While age and growth are always used together in phraseology, it is important to remember that each term has its own distinct meaning, which was eloquently stated by DeVries and Frie (1996):

“Age refers to some quantitative description of the length of time that an organism has lived, whereas growth is the change in body or body part size between two points in time, and growth rate is a measure of change in some metric of fish size as a function of time.”

Methods of Fish Age and Growth Studies

Steps Involved in Fish Age and Growth Studies

Collect a random sample of fish and this should include representative of all sizes and age of fish species present in the population.

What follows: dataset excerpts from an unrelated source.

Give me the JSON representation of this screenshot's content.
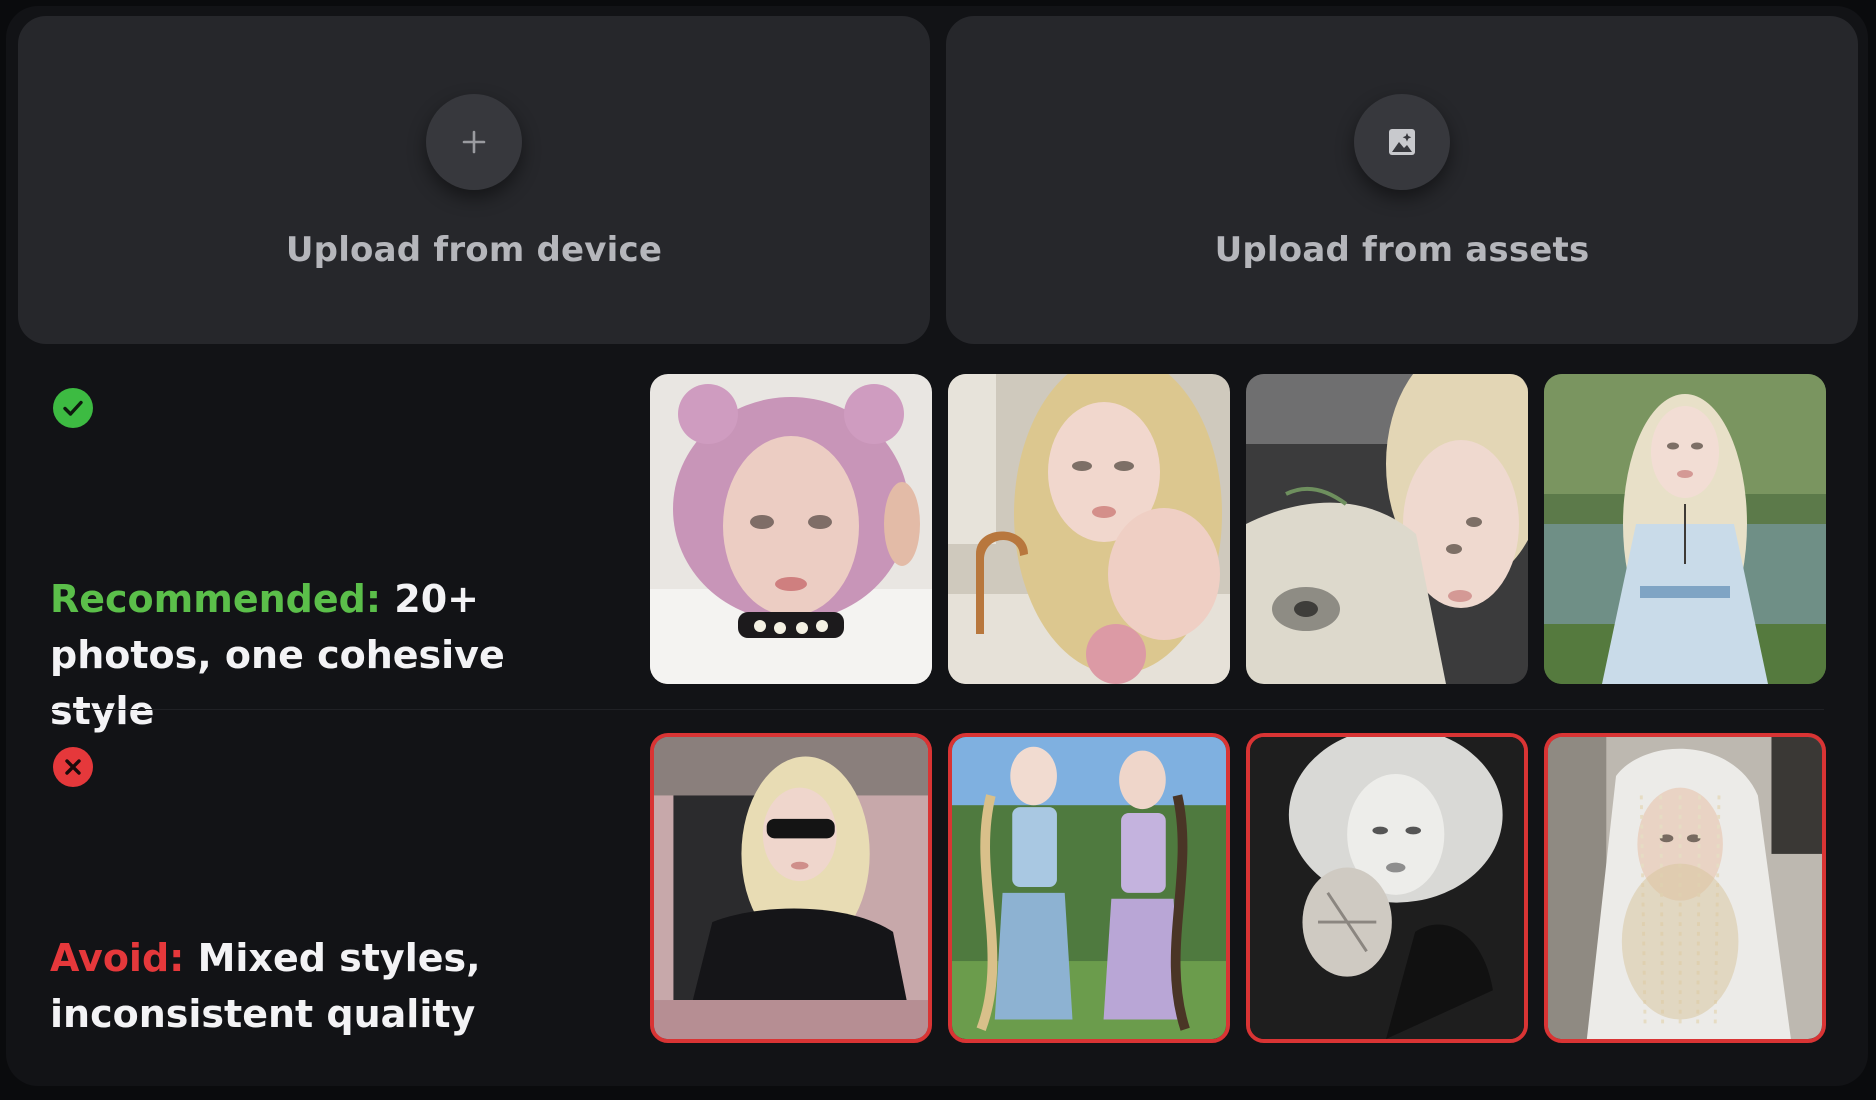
{
  "upload": {
    "device": {
      "label": "Upload from device",
      "icon": "plus-icon"
    },
    "assets": {
      "label": "Upload from assets",
      "icon": "image-sparkle-icon"
    }
  },
  "recommended": {
    "status_icon": "check-circle-icon",
    "status_color": "#3dbb42",
    "accent_text": "Recommended:",
    "body_text": " 20+ photos, one cohesive style",
    "photos": [
      "pink-hair-portrait",
      "blonde-sink-portrait",
      "blonde-car-seat-portrait",
      "blonde-forest-stream-portrait"
    ]
  },
  "avoid": {
    "status_icon": "x-circle-icon",
    "status_color": "#e5383b",
    "accent_text": "Avoid:",
    "body_text": " Mixed styles, inconsistent quality",
    "photos": [
      "blonde-pink-car-sunglasses",
      "two-girls-braids-outdoor",
      "blonde-shell-monochrome",
      "veiled-white-hood-studio"
    ]
  },
  "colors": {
    "recommended_accent": "#5bbf4a",
    "avoid_accent": "#e5383b",
    "avoid_border": "#d93434",
    "card_bg": "#26272b",
    "panel_bg": "#121316"
  }
}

For each species, record the date of collection, habitat and method of collection.

Measure the length and weight of each species, dissect, and determine the sex and stages of gonad development.

Collection from each the structures that will be used for age determination.

Determine the age of each specimen using more than one method of age.

Calculate growth for each sex separately and for combined sexes if the calculation for individual method is significant different using chi-square. If the different are significant both sexes can be combined.

Determine length-weight relationship for each sex separately and for combined sexes.

Calculate the condition factor according to age, size, sex and season.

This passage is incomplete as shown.